RND estimation stability with respect to methodology : A study on the EURO STOXX 50 index around the September 2008 stock market crash

University essay from KTH/Matematisk statistik

Author: Misha Wolynski; [2013]

Keywords: ;

Abstract: The aim of this study is to investigate whether implied RND functions are stable with respect to the choice of estimation methodology and whether the stability is affected by the stock market crash of September 15 2008. In order to do so, I estimate RND functions for the EURO STOXX 50 equity index using two different methods, namely the fully parametric two-lognormal method and a curve-fitting method based on the approach proposed by Shimko (1993). For the estimated RND functions, the mean, standard deviation, skewness and kurtosis are calculated. I find that though the qualitative shape and the direction of the evolution over time of the RND functions obtained with the two different methods are relatively similar for most of the estimated trading days, the calculated descriptive statistics show noticeable and systematic differences.
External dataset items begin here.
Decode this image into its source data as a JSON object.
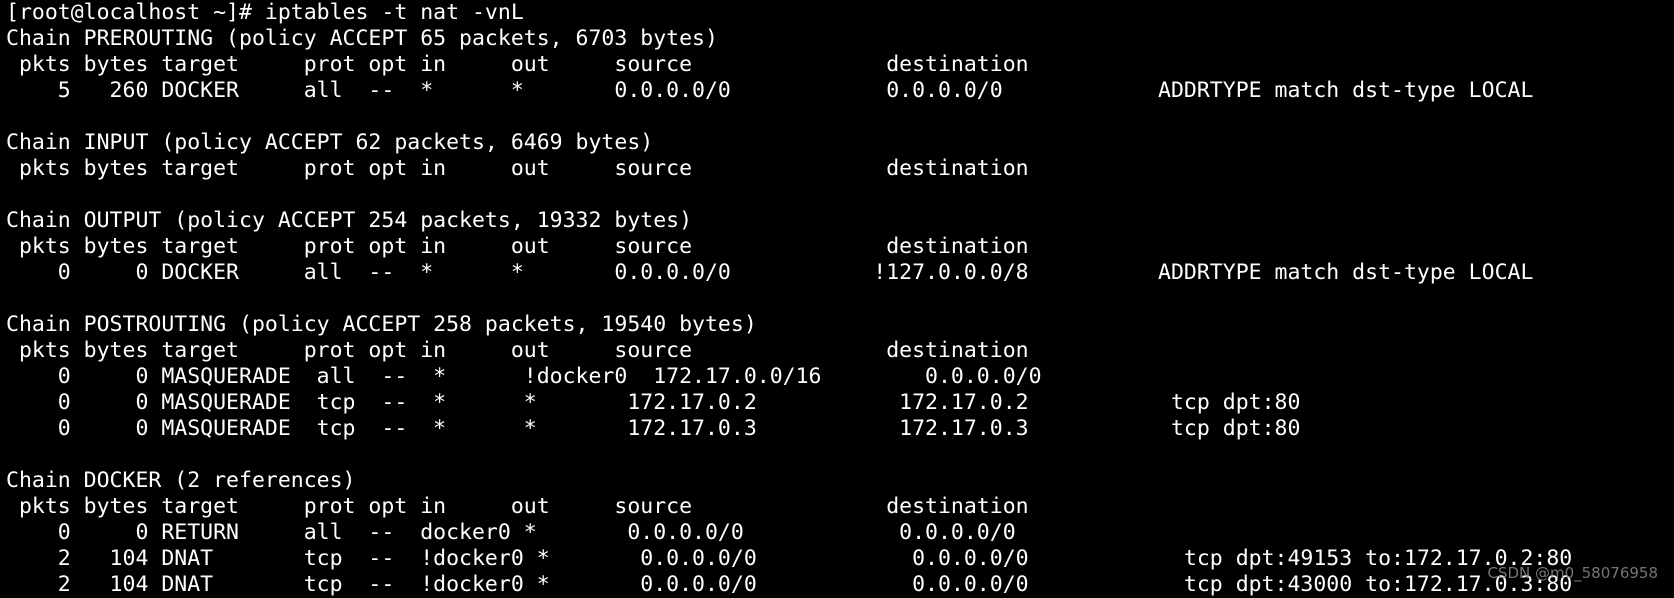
{
  "colors": {
    "background": "#000000",
    "text": "#ffffff",
    "watermark": "#8a8a8a"
  },
  "terminal": {
    "lines": [
      "[root@localhost ~]# iptables -t nat -vnL",
      "Chain PREROUTING (policy ACCEPT 65 packets, 6703 bytes)",
      " pkts bytes target     prot opt in     out     source               destination",
      "    5   260 DOCKER     all  --  *      *       0.0.0.0/0            0.0.0.0/0            ADDRTYPE match dst-type LOCAL",
      "",
      "Chain INPUT (policy ACCEPT 62 packets, 6469 bytes)",
      " pkts bytes target     prot opt in     out     source               destination",
      "",
      "Chain OUTPUT (policy ACCEPT 254 packets, 19332 bytes)",
      " pkts bytes target     prot opt in     out     source               destination",
      "    0     0 DOCKER     all  --  *      *       0.0.0.0/0           !127.0.0.0/8          ADDRTYPE match dst-type LOCAL",
      "",
      "Chain POSTROUTING (policy ACCEPT 258 packets, 19540 bytes)",
      " pkts bytes target     prot opt in     out     source               destination",
      "    0     0 MASQUERADE  all  --  *      !docker0  172.17.0.0/16        0.0.0.0/0",
      "    0     0 MASQUERADE  tcp  --  *      *       172.17.0.2           172.17.0.2           tcp dpt:80",
      "    0     0 MASQUERADE  tcp  --  *      *       172.17.0.3           172.17.0.3           tcp dpt:80",
      "",
      "Chain DOCKER (2 references)",
      " pkts bytes target     prot opt in     out     source               destination",
      "    0     0 RETURN     all  --  docker0 *       0.0.0.0/0            0.0.0.0/0",
      "    2   104 DNAT       tcp  --  !docker0 *       0.0.0.0/0            0.0.0.0/0            tcp dpt:49153 to:172.17.0.2:80",
      "    2   104 DNAT       tcp  --  !docker0 *       0.0.0.0/0            0.0.0.0/0            tcp dpt:43000 to:172.17.0.3:80"
    ]
  },
  "watermark": {
    "text": "CSDN @m0_58076958"
  }
}
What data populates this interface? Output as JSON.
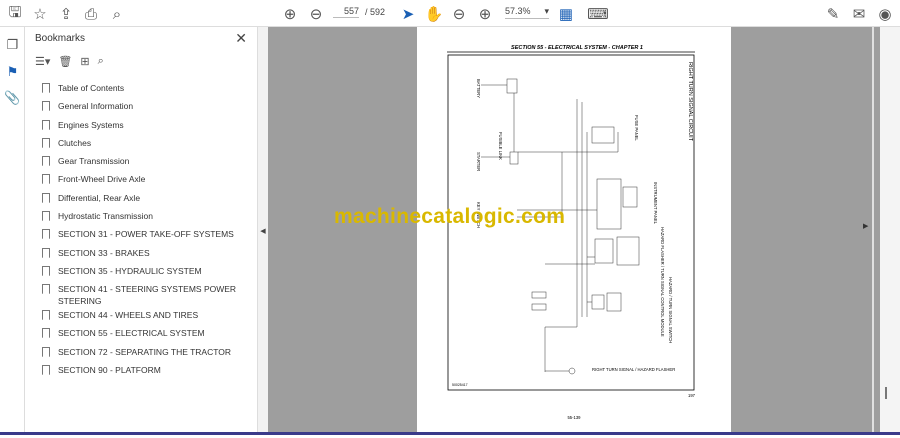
{
  "toolbar": {
    "page_current": "557",
    "page_total": "/ 592",
    "zoom": "57.3%"
  },
  "bookmarks": {
    "title": "Bookmarks",
    "items": [
      "Table of Contents",
      "General Information",
      "Engines Systems",
      "Clutches",
      "Gear Transmission",
      "Front-Wheel Drive Axle",
      "Differential, Rear Axle",
      "Hydrostatic Transmission",
      "SECTION 31 - POWER TAKE-OFF SYSTEMS",
      "SECTION 33 - BRAKES",
      "SECTION 35 - HYDRAULIC SYSTEM",
      "SECTION 41 - STEERING SYSTEMS POWER STEERING",
      "SECTION 44 - WHEELS AND TIRES",
      "SECTION 55 - ELECTRICAL SYSTEM",
      "SECTION 72 - SEPARATING THE TRACTOR",
      "SECTION 90 - PLATFORM"
    ]
  },
  "page": {
    "header": "SECTION 55 - ELECTRICAL SYSTEM - CHAPTER 1",
    "circuit_title": "RIGHT TURN SIGNAL CIRCUIT",
    "battery": "BATTERY",
    "fusible_link": "FUSIBLE LINK",
    "starter": "STARTER",
    "key_switch": "KEY SWITCH",
    "fuse_panel": "FUSE PANEL",
    "instrument_panel": "INSTRUMENT PANEL",
    "module": "HAZARD FLASHER / TURN SIGNAL CONTROL MODULE",
    "switch": "HAZARD / TURN SIGNAL SWITCH",
    "lamp": "RIGHT TURN SIGNAL / HAZARD FLASHER",
    "fig_id": "50025417",
    "fig_no": "197",
    "page_no": "55-139"
  },
  "watermark": "machinecatalogic.com"
}
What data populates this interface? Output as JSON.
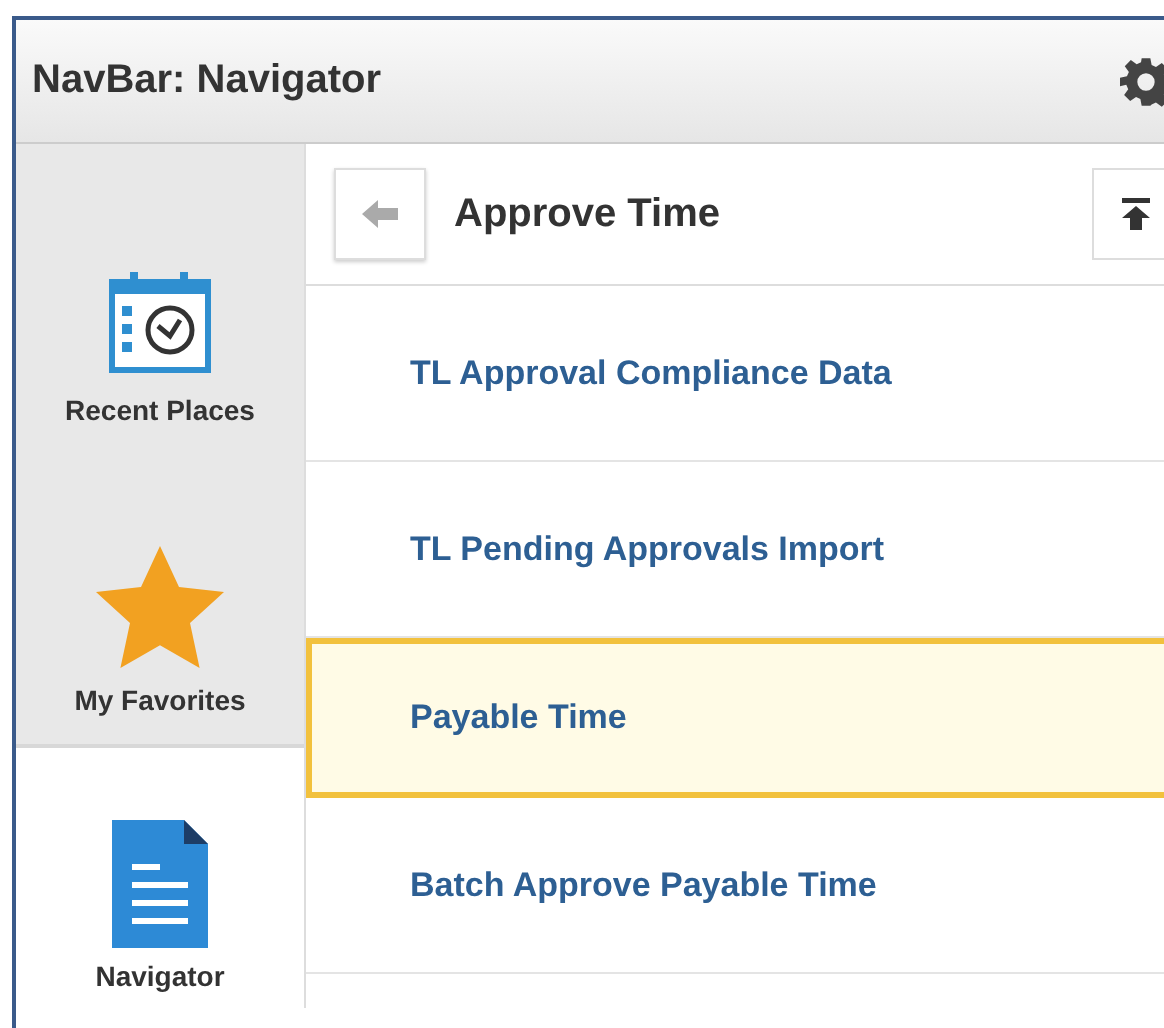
{
  "window": {
    "title": "NavBar: Navigator"
  },
  "sidebar": {
    "items": [
      {
        "label": "Recent Places",
        "kind": "recent",
        "selected": false
      },
      {
        "label": "My Favorites",
        "kind": "favorites",
        "selected": false
      },
      {
        "label": "Navigator",
        "kind": "navigator",
        "selected": true
      }
    ]
  },
  "content": {
    "title": "Approve Time",
    "items": [
      {
        "label": "TL Approval Compliance Data",
        "selected": false
      },
      {
        "label": "TL Pending Approvals Import",
        "selected": false
      },
      {
        "label": "Payable Time",
        "selected": true
      },
      {
        "label": "Batch Approve Payable Time",
        "selected": false
      }
    ]
  }
}
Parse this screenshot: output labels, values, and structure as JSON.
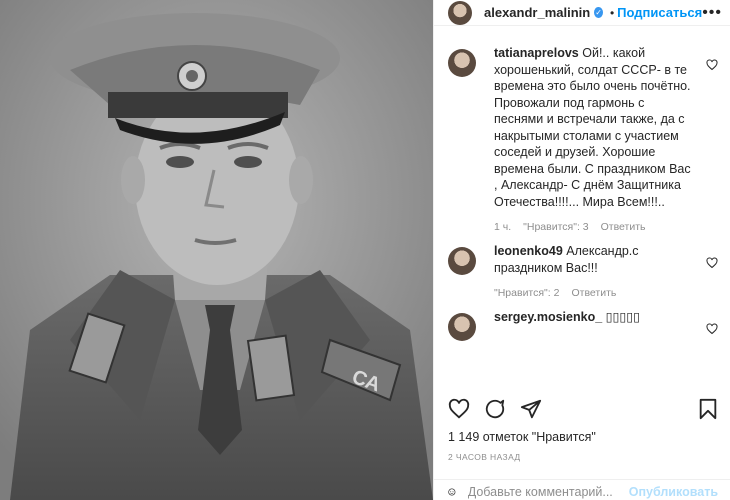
{
  "post": {
    "author": "alexandr_malinin",
    "follow_label": "Подписаться",
    "separator": "•",
    "more_icon": "ellipsis-icon",
    "photo_badge_text": "СА"
  },
  "comments": [
    {
      "user": "tatianaprelovs",
      "text": "Ой!.. какой хорошенький, солдат СССР- в те времена это было очень почётно. Провожали под гармонь с песнями и встречали также, да с накрытыми столами с участием соседей и друзей. Хорошие времена были. С праздником Вас , Александр- С днём Защитника Отечества!!!!... Мира Всем!!!..",
      "age": "1 ч.",
      "likes": "\"Нравится\": 3",
      "reply": "Ответить"
    },
    {
      "user": "leonenko49",
      "text": "Александр.с праздником Вас!!!",
      "age": "",
      "likes": "\"Нравится\": 2",
      "reply": "Ответить"
    },
    {
      "user": "sergey.mosienko_",
      "text": "▯▯▯▯▯"
    }
  ],
  "likes_text": "1 149 отметок \"Нравится\"",
  "time_text": "2 ЧАСОВ НАЗАД",
  "add_comment": {
    "placeholder": "Добавьте комментарий...",
    "publish_label": "Опубликовать"
  },
  "colors": {
    "accent": "#0095f6",
    "publish_disabled": "#b2dffc",
    "meta": "#8e8e8e",
    "text": "#262626"
  }
}
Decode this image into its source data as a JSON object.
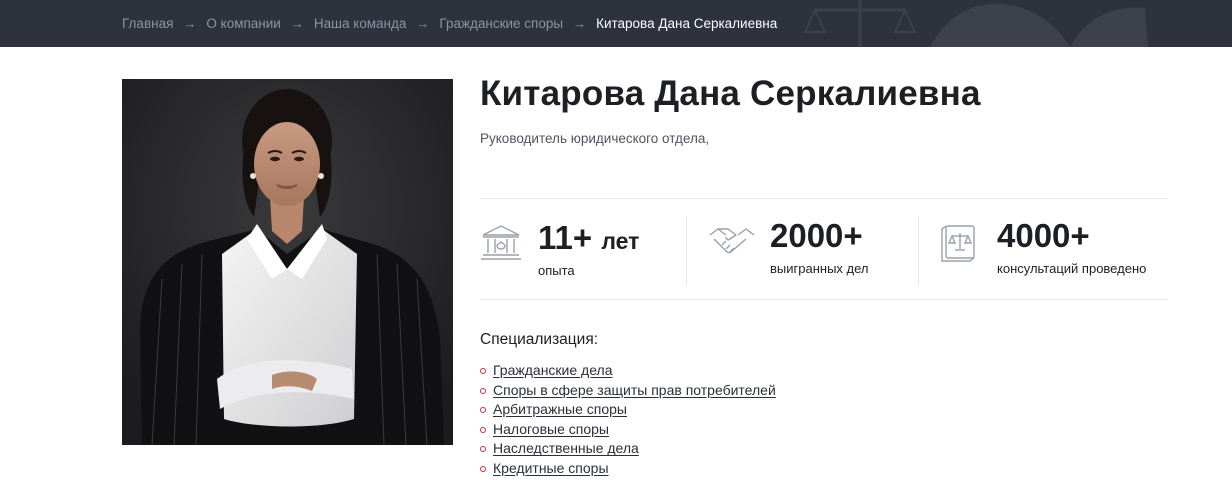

These conclusions are largely unaffected by the stock market crash, though the discrepancy in the estimated skewness increases in magnitude and becomes more volatile after it. Based on this, I find that the question of whether the RND estimation is stable with respect to methodology depends on the intended application. If the aim is to qualitatively assess changes in market sentiment over time, both methods lead to largely the same conclusions, and thus, the RND can be considered stable. If, on the other hand, the RND is to be used to price a contingent claim and high numerical accuracy is necessary, the RND estimation cannot be said to be stable with respect to methodology.